- From: fantasai <fantasai.lists@inkedblade.net>
- Date: Thu, 02 Sep 2010 18:38:18 -0700
- To: Bert Bos <bert@w3.org>
- CC: Zack Weinberg <zweinberg@mozilla.com>, W3C Emailing list for WWW Style <www-style@w3.org>, "L. David Baron" <dbaron@dbaron.org>
On 08/04/2010 08:47 AM, Bert Bos wrote:
> On Thursday 15 July 2010 21:49:38 Zack Weinberg wrote:
>
>> I'd be okay with a much smaller patch. I didn't like my previous
>> attempts to just insert the new normative requirements without also
>> revising the whole section, but here's another go at it:
>>
>> * Replace "indicates three types of character escapes" with "may
>> indicate one of three types of character escape. Inside a CSS
>> comment, a backslash has no special meaning, and if a backslash
>> is immediately followed by the end of the style sheet, it also has
>> no special meaning."
>>
>> * Append "Outside a string, a backslash followed by a newline has
>> no special meaning." to the paragraph beginning "First, inside a
>> string".
>>
>> * Delete "Except within CSS comments" from the paragraph beginning
>> "Second, it cancels".
>>
>> * Delete ", where allowed," from the note at the bottom of the
>> section.
>
> So far so good, but...
>
>> * Append this text to the first paragraph of the note at the bottom
>> of the section: "When a backslash has 'no special meaning', it is
>> tokenized like any other punctuation character without special
>> meaning: as part of a comment, part of a string, or as a DELIM,
>> based on the context."
>
> ... this appears to put a normative statement (viz., the definition
> of "no special meaning") inside a note.
>
> So I wonder if the "no special meaning" phrase can be avoided. How about
> this (which is otherwise the same as your list above):
>
> * Replace "indicates three types of character escapes" with "may
> indicate one of three types of character escape. Inside a CSS
> comment, a backslash stands for itself, and if a backslash
> is immediately followed by the end of the style sheet, it also
> stands for itself (i.e., a DELIM token)."
>
> * Append "Outside a string, a backslash followed by a newline stands
> for itself (i.e., a DELIM followed by a newline)." to the paragraph
> beginning "First, inside a string".
>
> * Delete "Except within CSS comments" from the paragraph beginning
> "Second, it cancels".
>
> * Delete ", where allowed," from the note at the bottom of the
> section.
Zack, earlier in the thread you wrote:
> I *believe* that the only normative changes are to clarify the behavior
> of \-newline not within a string, and \-EOF in any context. However, I
> may have made errors. Please let me know if you find any.

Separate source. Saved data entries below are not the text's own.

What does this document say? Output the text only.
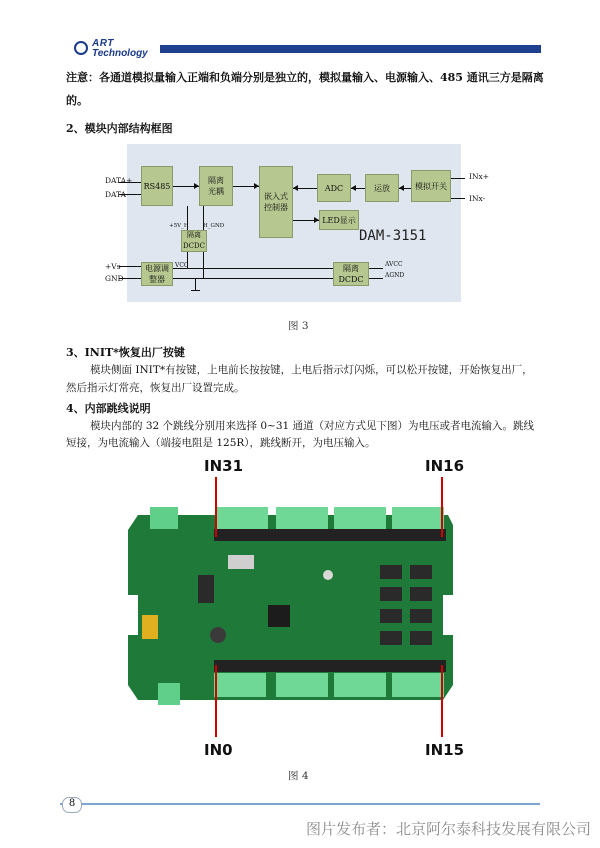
ART
Technology
注意：各通道模拟量输入正端和负端分别是独立的，模拟量输入、电源输入、485 通讯三方是隔离
的。
2、模块内部结构框图
RS485
隔离
光耦
嵌入式
控制器
ADC	运放	模拟开关
LED显示
隔离
DCDC
电源调
整器
隔离
DCDC
DAM-3151
DATA+
DATA-
INx+
INx-
+Vs
GND
VCC	AVCC
AGND
+5V_H	H_GND
图 3
3、INIT*恢复出厂按键
模块侧面 INIT*有按键，上电前长按按键，上电后指示灯闪烁，可以松开按键，开始恢复出厂，
然后指示灯常亮，恢复出厂设置完成。
4、内部跳线说明
模块内部的 32 个跳线分别用来选择 0~31 通道（对应方式见下图）为电压或者电流输入。跳线
短接，为电流输入（端接电阻是 125R），跳线断开，为电压输入。
IN31	IN16
IN0	IN15
图 4
8
图片发布者：北京阿尔泰科技发展有限公司
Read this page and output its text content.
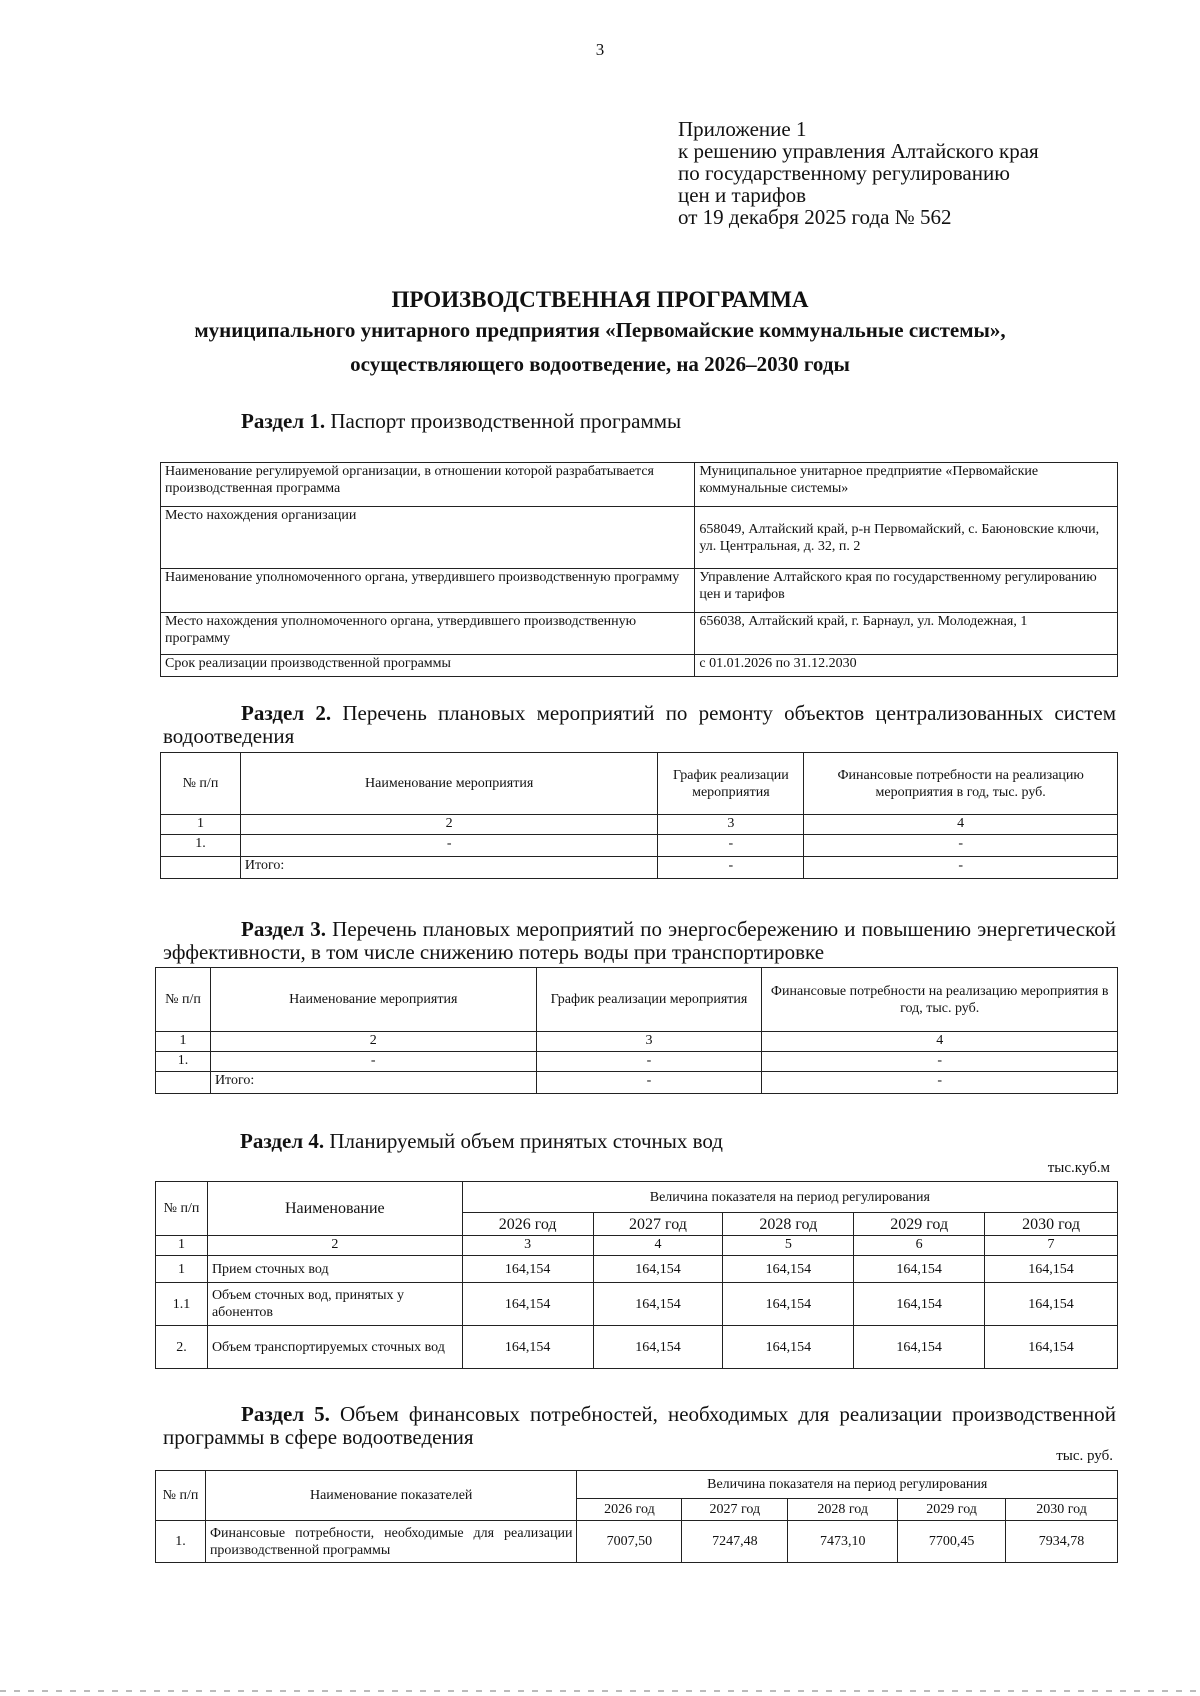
3
Приложение 1
к решению управления Алтайского края
по государственному регулированию
цен и тарифов
от 19 декабря 2025 года № 562
ПРОИЗВОДСТВЕННАЯ ПРОГРАММА
муниципального унитарного предприятия «Первомайские коммунальные системы»,
осуществляющего водоотведение, на 2026–2030 годы
Раздел 1. Паспорт производственной программы
Наименование регулируемой организации, в отношении которой разрабатывается производственная программа	Муниципальное унитарное предприятие «Первомайские коммунальные системы»
Место нахождения организации	658049, Алтайский край, р-н Первомайский, с. Баюновские ключи, ул. Центральная, д. 32, п. 2
Наименование уполномоченного органа, утвердившего производственную программу	Управление Алтайского края по государственному регулированию цен и тарифов
Место нахождения уполномоченного органа, утвердившего производственную программу	656038, Алтайский край, г. Барнаул, ул. Молодежная, 1
Срок реализации производственной программы	с 01.01.2026 по 31.12.2030
Раздел 2. Перечень плановых мероприятий по ремонту объектов централизованных систем водоотведения
№ п/п	Наименование мероприятия	График реализации мероприятия	Финансовые потребности на реализацию мероприятия в год, тыс. руб.
1	2	3	4
1.	-	-	-
	Итого:	-	-
Раздел 3. Перечень плановых мероприятий по энергосбережению и повышению энергетической эффективности, в том числе снижению потерь воды при транспортировке
№ п/п	Наименование мероприятия	График реализации мероприятия	Финансовые потребности на реализацию мероприятия в год, тыс. руб.
1	2	3	4
1.	-	-	-
	Итого:	-	-
Раздел 4. Планируемый объем принятых сточных вод
тыс.куб.м
№ п/п	Наименование	Величина показателя на период регулирования				
		2026 год	2027 год	2028 год	2029 год	2030 год
1	2	3	4	5	6	7
1	Прием сточных вод	164,154	164,154	164,154	164,154	164,154
1.1	Объем сточных вод, принятых у абонентов	164,154	164,154	164,154	164,154	164,154
2.	Объем транспортируемых сточных вод	164,154	164,154	164,154	164,154	164,154
Раздел 5. Объем финансовых потребностей, необходимых для реализации производственной программы в сфере водоотведения
тыс. руб.
№ п/п	Наименование показателей	Величина показателя на период регулирования				
		2026 год	2027 год	2028 год	2029 год	2030 год
1.	Финансовые потребности, необходимые для реализации производственной программы	7007,50	7247,48	7473,10	7700,45	7934,78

However, as I was checking Bert's edits I noticed that these changes
introduce another normative change: specifically, they disallow unicode
escapes within a comment.
I think this is a harmful change for two reasons:
- First, it makes it impossible for a comment to represent */
- More importantly, it makes it impossible to reliably translate a
style sheet from a full-fledged UNICODE encoding to any other
encoding.
I think this issue should be reopened and the proposal adjusted to not
make this change.
(Also, you want s/may indicate/can indicate/ since this is not an RFC2119
"may", i.e. the behavior is not optional, it is only conditional.)